Hardly. It's job is, first, to detect that a car is connected to it. This is so that it will not energize if the plug is not safely buried and locked into a vehicel charging port and disconnect if, during a charge, the vehicle somehow gets disconnected. Second, it detects whether the cars batteries emit gas when charging and if they do, insures that the ventilation system is on (not important with Li batteries), Third it checks that the vehicle is properly grounded, Fourth it informs the car as to the most the car can draw without violating the 80% derating rule (a car drawing 45A on a 50 A circuit would NOT trip the breaker but would violate the rule), Fifth, it measures current drawn, Sixth (Tesla only) it sends a signal to the car to open the charge port door to start the car or to terminate charging and unlock the wand (or just unlock it if charging is complete), Seventh it measures internal temperatures to make sure connections are good (reduce fire hazzard), Eighth it may have WiFi and or Bluetooth capabilities for control of sharing or for use with a smartphoe app, and Eigth it has a contactor which it will close sending electricity to the car only when it determines things are OK.

Some extension cord!

This gets you about 20-36 miles back per hour charging.
If you install on a 60A circuit the most you will get with a CT will be about 21 miles/hour (the charger in the truck will be about 90% efficient and the consumption will be about 500 Wh/mi).

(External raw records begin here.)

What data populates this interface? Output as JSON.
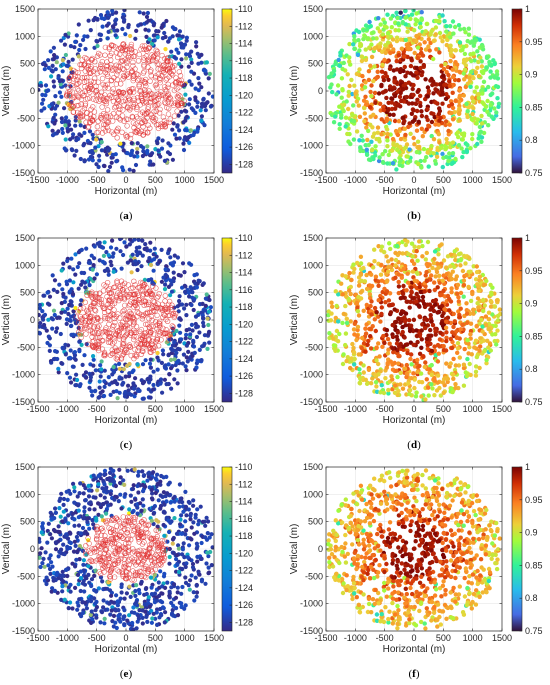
{
  "figure": {
    "captions": [
      "(a)",
      "(b)",
      "(c)",
      "(d)",
      "(e)",
      "(f)"
    ]
  },
  "chart_data": [
    {
      "id": "a",
      "type": "scatter",
      "caption": "(a)",
      "xlabel": "Horizontal (m)",
      "ylabel": "Vertical (m)",
      "xlim": [
        -1500,
        1500
      ],
      "ylim": [
        -1500,
        1500
      ],
      "xticks": [
        -1500,
        -1000,
        -500,
        0,
        500,
        1000,
        1500
      ],
      "yticks": [
        -1500,
        -1000,
        -500,
        0,
        500,
        1000,
        1500
      ],
      "grid": true,
      "colorbar": {
        "colormap": "parula-like",
        "range": [
          -129,
          -110
        ],
        "ticks": [
          -110,
          -112,
          -114,
          -116,
          -118,
          -120,
          -122,
          -124,
          -126,
          -128
        ]
      },
      "series": [
        {
          "marker": "red open circle",
          "region_radius_m": [
            0,
            950
          ],
          "color": "#e03030",
          "approx_points": 600
        },
        {
          "marker": "filled dot colored by value",
          "region_radius_m": [
            950,
            1500
          ],
          "dominant_value": -128,
          "approx_points": 500
        }
      ]
    },
    {
      "id": "b",
      "type": "scatter",
      "caption": "(b)",
      "xlabel": "Horizontal (m)",
      "ylabel": "Vertical (m)",
      "xlim": [
        -1500,
        1500
      ],
      "ylim": [
        -1500,
        1500
      ],
      "xticks": [
        -1500,
        -1000,
        -500,
        0,
        500,
        1000,
        1500
      ],
      "yticks": [
        -1500,
        -1000,
        -500,
        0,
        500,
        1000,
        1500
      ],
      "grid": true,
      "colorbar": {
        "colormap": "turbo-like",
        "range": [
          0.75,
          1
        ],
        "ticks": [
          1,
          0.95,
          0.9,
          0.85,
          0.8,
          0.75
        ]
      },
      "series": [
        {
          "marker": "filled dot colored by value",
          "center_value": 1.0,
          "edge_value": 0.88,
          "core_radius_m": 600
        }
      ]
    },
    {
      "id": "c",
      "type": "scatter",
      "caption": "(c)",
      "xlabel": "Horizontal (m)",
      "ylabel": "Vertical (m)",
      "xlim": [
        -1500,
        1500
      ],
      "ylim": [
        -1500,
        1500
      ],
      "xticks": [
        -1500,
        -1000,
        -500,
        0,
        500,
        1000,
        1500
      ],
      "yticks": [
        -1500,
        -1000,
        -500,
        0,
        500,
        1000,
        1500
      ],
      "grid": true,
      "colorbar": {
        "colormap": "parula-like",
        "range": [
          -129,
          -110
        ],
        "ticks": [
          -110,
          -112,
          -114,
          -116,
          -118,
          -120,
          -122,
          -124,
          -126,
          -128
        ]
      },
      "series": [
        {
          "marker": "red open circle",
          "region_radius_m": [
            0,
            800
          ],
          "color": "#e03030",
          "approx_points": 500
        },
        {
          "marker": "filled dot colored by value",
          "region_radius_m": [
            800,
            1500
          ],
          "dominant_value": -128,
          "approx_points": 650
        }
      ]
    },
    {
      "id": "d",
      "type": "scatter",
      "caption": "(d)",
      "xlabel": "Horizontal (m)",
      "ylabel": "Vertical (m)",
      "xlim": [
        -1500,
        1500
      ],
      "ylim": [
        -1500,
        1500
      ],
      "xticks": [
        -1500,
        -1000,
        -500,
        0,
        500,
        1000,
        1500
      ],
      "yticks": [
        -1500,
        -1000,
        -500,
        0,
        500,
        1000,
        1500
      ],
      "grid": true,
      "colorbar": {
        "colormap": "turbo-like",
        "range": [
          0.75,
          1
        ],
        "ticks": [
          1,
          0.95,
          0.9,
          0.85,
          0.8,
          0.75
        ]
      },
      "series": [
        {
          "marker": "filled dot colored by value",
          "center_value": 1.0,
          "edge_value": 0.93,
          "core_radius_m": 550
        }
      ]
    },
    {
      "id": "e",
      "type": "scatter",
      "caption": "(e)",
      "xlabel": "Horizontal (m)",
      "ylabel": "Vertical (m)",
      "xlim": [
        -1500,
        1500
      ],
      "ylim": [
        -1500,
        1500
      ],
      "xticks": [
        -1500,
        -1000,
        -500,
        0,
        500,
        1000,
        1500
      ],
      "yticks": [
        -1500,
        -1000,
        -500,
        0,
        500,
        1000,
        1500
      ],
      "grid": true,
      "colorbar": {
        "colormap": "parula-like",
        "range": [
          -129,
          -110
        ],
        "ticks": [
          -110,
          -112,
          -114,
          -116,
          -118,
          -120,
          -122,
          -124,
          -126,
          -128
        ]
      },
      "series": [
        {
          "marker": "red open circle",
          "region_radius_m": [
            0,
            650
          ],
          "color": "#e03030",
          "approx_points": 350
        },
        {
          "marker": "filled dot colored by value",
          "region_radius_m": [
            650,
            1500
          ],
          "dominant_value": -128,
          "approx_points": 850
        }
      ]
    },
    {
      "id": "f",
      "type": "scatter",
      "caption": "(f)",
      "xlabel": "Horizontal (m)",
      "ylabel": "Vertical (m)",
      "xlim": [
        -1500,
        1500
      ],
      "ylim": [
        -1500,
        1500
      ],
      "xticks": [
        -1500,
        -1000,
        -500,
        0,
        500,
        1000,
        1500
      ],
      "yticks": [
        -1500,
        -1000,
        -500,
        0,
        500,
        1000,
        1500
      ],
      "grid": true,
      "colorbar": {
        "colormap": "turbo-like",
        "range": [
          0.75,
          1
        ],
        "ticks": [
          1,
          0.95,
          0.9,
          0.85,
          0.8,
          0.75
        ]
      },
      "series": [
        {
          "marker": "filled dot colored by value",
          "center_value": 1.0,
          "edge_value": 0.94,
          "core_radius_m": 500
        }
      ]
    }
  ]
}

A CCS Fast charging station (DC charging or colloquially Level 3 charging) has voltages from 250-920. It's basically a giant version of what's in the car, capable of 10x to 40x the wattage. The car has to communicate with it constantly to get the right voltage and charging ramp.
A Tesla SC is what it is but it is not a CCS/CHArIN station. The latter HPC350 stations can support currents up to 500 @ at voltages between 50 (?) and 500 as long as the power is 350 kW or less. That 350/11.52 = 30 times what the in car charger can supply.

Probably more than!
Definitelu not! The calculations are in a previous post. You would probably be OK with one EVSE on a 60A circuit (and I think because of the high consumption of a CT you will want that but adding a second or third unit might cause raised eyebrows depending on what else is in the panel. 200A just isn't that much in these days of electric everything (including cars).